Hundreds of thousands of farmers enjoy Agritechnica’s return
25th December 2023
The first Agritechnica event for four years took place in Hanover, Germany in mid-November. Marking the end of a year packed full of manufacturer press events where new machines were previewed, the show was the first opportunity for many dealers and potential customers to inspect the latest offerings for the first time. David Williams was there.
Hints about the future
This year’s event focused on sustainability, and the theme prevailed across most of the stands. Several manufacturers had divided their stands into sections featuring new products available to order now, and possible additions to ranges for the future.
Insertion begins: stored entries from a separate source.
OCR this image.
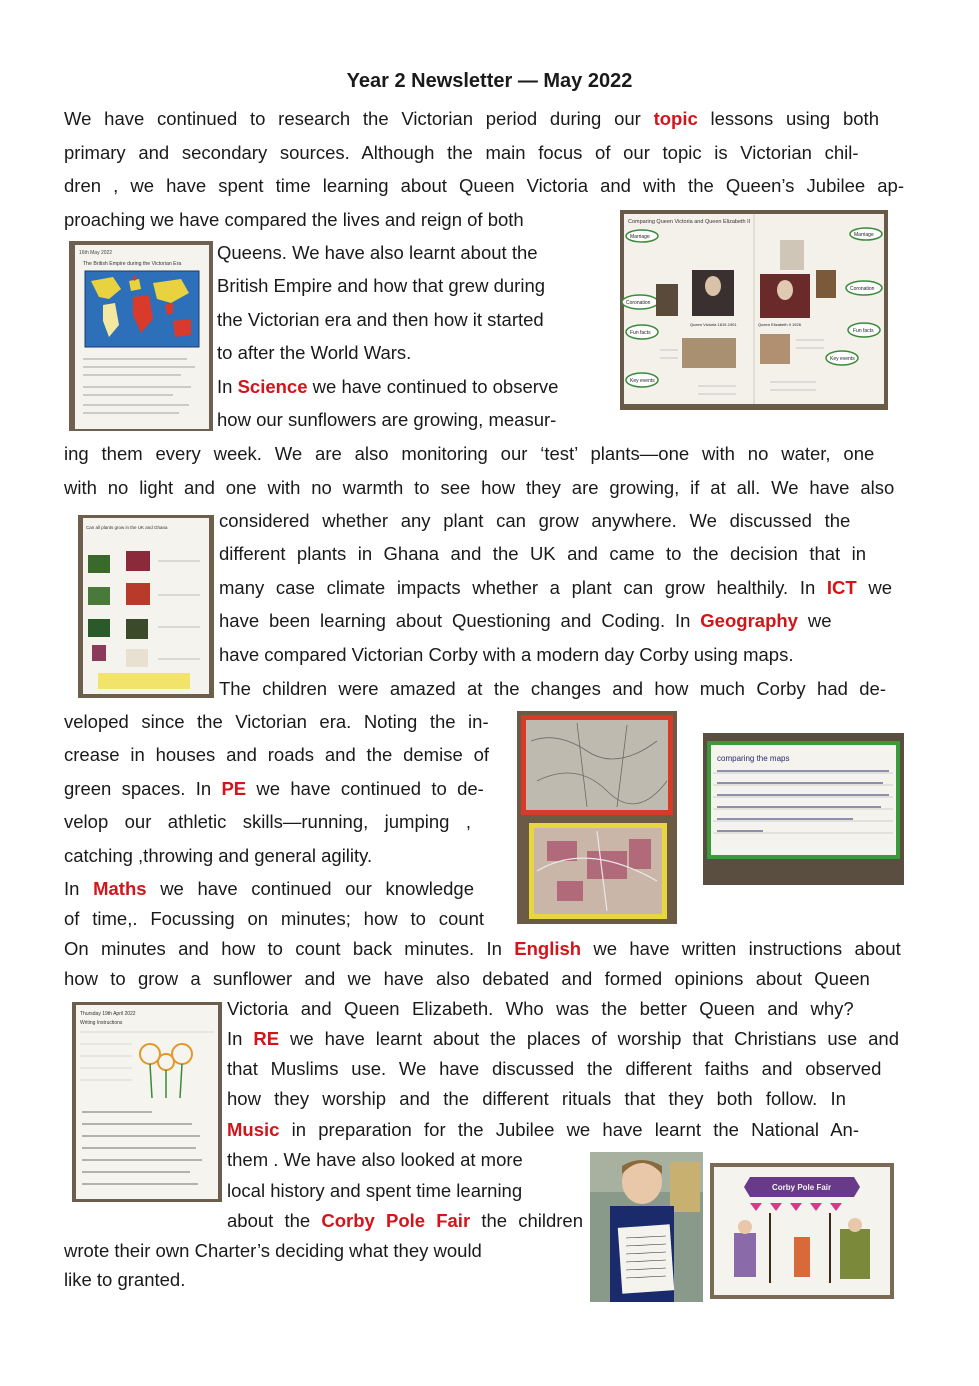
Year 2 Newsletter — May 2022
We have continued to research the Victorian period during our topic lessons using both
primary and secondary sources. Although the main focus of our topic is Victorian chil-
dren , we have spent time learning about Queen Victoria and with the Queen’s Jubilee ap-
proaching we have compared the lives and reign of both
Queens. We have also learnt about the
British Empire and how that grew during
the Victorian era and then how it started
to after the World Wars.
In Science we have continued to observe
how our sunflowers are growing, measur-
ing them every week. We are also monitoring our ‘test’ plants—one with no water, one
with no light and one with no warmth to see how they are growing, if at all. We have also
considered whether any plant can grow anywhere. We discussed the
different plants in Ghana and the UK and came to the decision that in
many case climate impacts whether a plant can grow healthily. In ICT we
have been learning about Questioning and Coding. In Geography we
have compared Victorian Corby with a modern day Corby using maps.
The children were amazed at the changes and how much Corby had de-
veloped since the Victorian era. Noting the in-
crease in houses and roads and the demise of
green spaces. In PE we have continued to de-
velop our athletic skills—running, jumping ,
catching ,throwing and general agility.
In Maths we have continued our knowledge
of time,. Focussing on minutes; how to count
On minutes and how to count back minutes. In English we have written instructions about
how to grow a sunflower and we have also debated and formed opinions about Queen
Victoria and Queen Elizabeth. Who was the better Queen and why?
In RE we have learnt about the places of worship that Christians use and
that Muslims use. We have discussed the different faiths and observed
how they worship and the different rituals that they both follow. In
Music in preparation for the Jubilee we have learnt the National An-
them . We have also looked at more
local history and spent time learning
about the Corby Pole Fair the children
wrote their own Charter’s deciding what they would
like to granted.
16th May 2022
The British Empire during the Victorian Era
Comparing Queen Victoria and Queen Elizabeth II
Marriage	Marriage
Coronation
Coronation
Fun facts	Fun facts
Key events
Key events
Queen Victoria 1819-1901	Queen Elizabeth II 1926
Can all plants grow in the UK and Ghana
comparing the maps
Thursday 19th April 2022
Writing Instructions
Corby Pole Fair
In addition to ongoing developments focusing on battery power, interestingly several manufacturers displayed hydrogen-fuelled solutions based on combustion and fuel-cell technology, as well as machinery capable of operating on bio-gasses and liquid fuels to reduce CO2 emissions.
Availability will vary
Some of the new products displayed will appear at LAMMA in January, while others won’t be seen in the UK until later in 2024 – or even 2025. However, UK dealer representatives who spoke with Farmers Guide at the German event expect to be particularly busy in the coming months, demonstrating their new machines and explaining features and benefits of the latest technology.
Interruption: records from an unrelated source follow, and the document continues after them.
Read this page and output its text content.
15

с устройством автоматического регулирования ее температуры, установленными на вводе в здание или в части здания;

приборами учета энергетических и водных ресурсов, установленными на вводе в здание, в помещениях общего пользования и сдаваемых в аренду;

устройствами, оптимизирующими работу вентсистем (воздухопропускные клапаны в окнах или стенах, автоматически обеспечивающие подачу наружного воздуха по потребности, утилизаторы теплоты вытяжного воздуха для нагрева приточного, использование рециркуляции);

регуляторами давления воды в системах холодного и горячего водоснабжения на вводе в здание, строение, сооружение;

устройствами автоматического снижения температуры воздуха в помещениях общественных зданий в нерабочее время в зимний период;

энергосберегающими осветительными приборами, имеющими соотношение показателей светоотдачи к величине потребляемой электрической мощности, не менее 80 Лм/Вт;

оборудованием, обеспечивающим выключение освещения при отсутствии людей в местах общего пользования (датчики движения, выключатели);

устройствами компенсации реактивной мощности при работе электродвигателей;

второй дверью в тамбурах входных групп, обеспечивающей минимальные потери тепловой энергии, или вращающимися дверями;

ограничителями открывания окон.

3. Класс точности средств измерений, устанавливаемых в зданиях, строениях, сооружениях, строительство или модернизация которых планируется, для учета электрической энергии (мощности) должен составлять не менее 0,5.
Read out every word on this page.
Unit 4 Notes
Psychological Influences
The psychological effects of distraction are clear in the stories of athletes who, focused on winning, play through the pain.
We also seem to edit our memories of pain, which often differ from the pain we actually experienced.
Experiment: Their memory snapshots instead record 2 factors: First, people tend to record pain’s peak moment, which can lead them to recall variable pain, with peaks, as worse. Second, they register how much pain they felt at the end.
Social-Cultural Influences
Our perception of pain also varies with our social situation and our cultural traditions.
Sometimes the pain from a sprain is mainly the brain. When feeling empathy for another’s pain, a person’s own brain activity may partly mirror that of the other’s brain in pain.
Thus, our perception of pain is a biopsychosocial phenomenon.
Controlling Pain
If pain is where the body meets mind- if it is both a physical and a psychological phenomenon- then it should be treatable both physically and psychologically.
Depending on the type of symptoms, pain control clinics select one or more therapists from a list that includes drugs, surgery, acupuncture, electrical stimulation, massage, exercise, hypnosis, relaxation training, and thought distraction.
John Deere had a vast stand as usual, which this year was laid out to reflect the crop growing process from planting to harvest and residue management, as well as an area devoted to livestock farming. John Deere UK marketing manager Chris Wiltshire said that there had been considerable interest in products across the range, including the use of John Deere’s HarvestLab sensor to monitor grain quality in real-time during harvest. Chris said that since it was launched as an option for S- and T-series combines last year, growers have quickly recognised its potential for segregating crops that don’t meet stringent quality requirements from those that do, and for nitrogen use calculations allowing accurate monitoring of how much has been removed from the field. Another big advantage of the system is that, in a catchy harvest, it allows data-based decisions to be made as to which fields to harvest first to maximise market values.
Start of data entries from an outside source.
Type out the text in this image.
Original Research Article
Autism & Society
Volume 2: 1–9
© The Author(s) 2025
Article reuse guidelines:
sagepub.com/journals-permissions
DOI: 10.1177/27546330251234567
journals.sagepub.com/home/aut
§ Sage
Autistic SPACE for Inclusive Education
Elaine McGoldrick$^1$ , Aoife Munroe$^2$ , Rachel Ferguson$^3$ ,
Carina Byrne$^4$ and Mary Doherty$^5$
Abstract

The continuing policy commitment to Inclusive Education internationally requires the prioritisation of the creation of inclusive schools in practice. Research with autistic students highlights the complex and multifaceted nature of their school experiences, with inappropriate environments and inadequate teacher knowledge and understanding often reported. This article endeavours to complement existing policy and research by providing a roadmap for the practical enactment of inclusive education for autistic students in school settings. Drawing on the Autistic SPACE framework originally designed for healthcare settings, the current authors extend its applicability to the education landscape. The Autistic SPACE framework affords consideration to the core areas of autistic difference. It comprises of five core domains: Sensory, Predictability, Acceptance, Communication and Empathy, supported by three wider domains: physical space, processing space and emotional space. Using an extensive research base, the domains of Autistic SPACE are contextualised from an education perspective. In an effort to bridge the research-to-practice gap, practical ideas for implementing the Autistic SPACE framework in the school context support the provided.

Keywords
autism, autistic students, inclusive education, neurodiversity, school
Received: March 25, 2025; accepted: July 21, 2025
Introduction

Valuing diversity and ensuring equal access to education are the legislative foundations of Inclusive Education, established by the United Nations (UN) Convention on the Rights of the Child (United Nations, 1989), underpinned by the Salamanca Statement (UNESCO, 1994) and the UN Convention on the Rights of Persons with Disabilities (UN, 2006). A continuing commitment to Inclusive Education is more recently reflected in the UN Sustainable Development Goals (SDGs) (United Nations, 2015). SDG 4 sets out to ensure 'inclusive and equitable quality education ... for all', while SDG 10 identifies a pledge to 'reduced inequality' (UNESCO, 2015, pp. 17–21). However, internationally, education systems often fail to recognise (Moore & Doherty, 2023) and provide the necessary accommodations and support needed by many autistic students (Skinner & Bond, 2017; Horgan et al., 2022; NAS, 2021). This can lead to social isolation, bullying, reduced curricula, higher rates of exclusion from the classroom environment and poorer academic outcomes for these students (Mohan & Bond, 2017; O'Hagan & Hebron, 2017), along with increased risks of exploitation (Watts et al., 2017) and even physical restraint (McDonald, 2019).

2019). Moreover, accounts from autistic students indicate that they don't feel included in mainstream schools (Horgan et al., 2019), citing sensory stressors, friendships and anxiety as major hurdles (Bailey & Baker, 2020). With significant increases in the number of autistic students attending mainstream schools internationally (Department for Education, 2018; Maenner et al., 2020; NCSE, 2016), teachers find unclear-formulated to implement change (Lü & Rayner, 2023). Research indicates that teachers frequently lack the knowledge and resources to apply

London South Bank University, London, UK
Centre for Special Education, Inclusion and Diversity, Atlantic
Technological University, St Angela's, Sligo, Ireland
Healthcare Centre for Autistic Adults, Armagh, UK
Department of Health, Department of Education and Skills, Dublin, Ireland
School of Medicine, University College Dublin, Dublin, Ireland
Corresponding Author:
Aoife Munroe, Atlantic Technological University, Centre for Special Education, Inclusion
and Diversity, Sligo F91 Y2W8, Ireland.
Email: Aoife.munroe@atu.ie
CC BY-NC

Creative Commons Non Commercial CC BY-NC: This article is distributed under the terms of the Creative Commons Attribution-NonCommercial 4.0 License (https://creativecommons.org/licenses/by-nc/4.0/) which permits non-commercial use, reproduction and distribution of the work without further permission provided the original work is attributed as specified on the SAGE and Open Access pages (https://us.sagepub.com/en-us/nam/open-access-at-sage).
Chris is pictured with one of only a few new machines on the stand – the John Deere 300M sprayer which is an addition to the sprayer line-up. There are two models, both with a front cab layout. The 332M has a 3,200-litre tank and can carry booms up to 28m. Power is from a 175hp engine, and it has a tight 3.8m turning radius. The larger 340M has a 4,000-litre tank and can be fitted with booms up to 36m. It has a 225hp engine and a turning radius of 4.2m. PowrSpray is standard, using two circuits for filling and spraying, and allowing filling at up to 750 litres/min. Availability is limited to just a few countries for 2024, but UK customers are among those able to place orders now.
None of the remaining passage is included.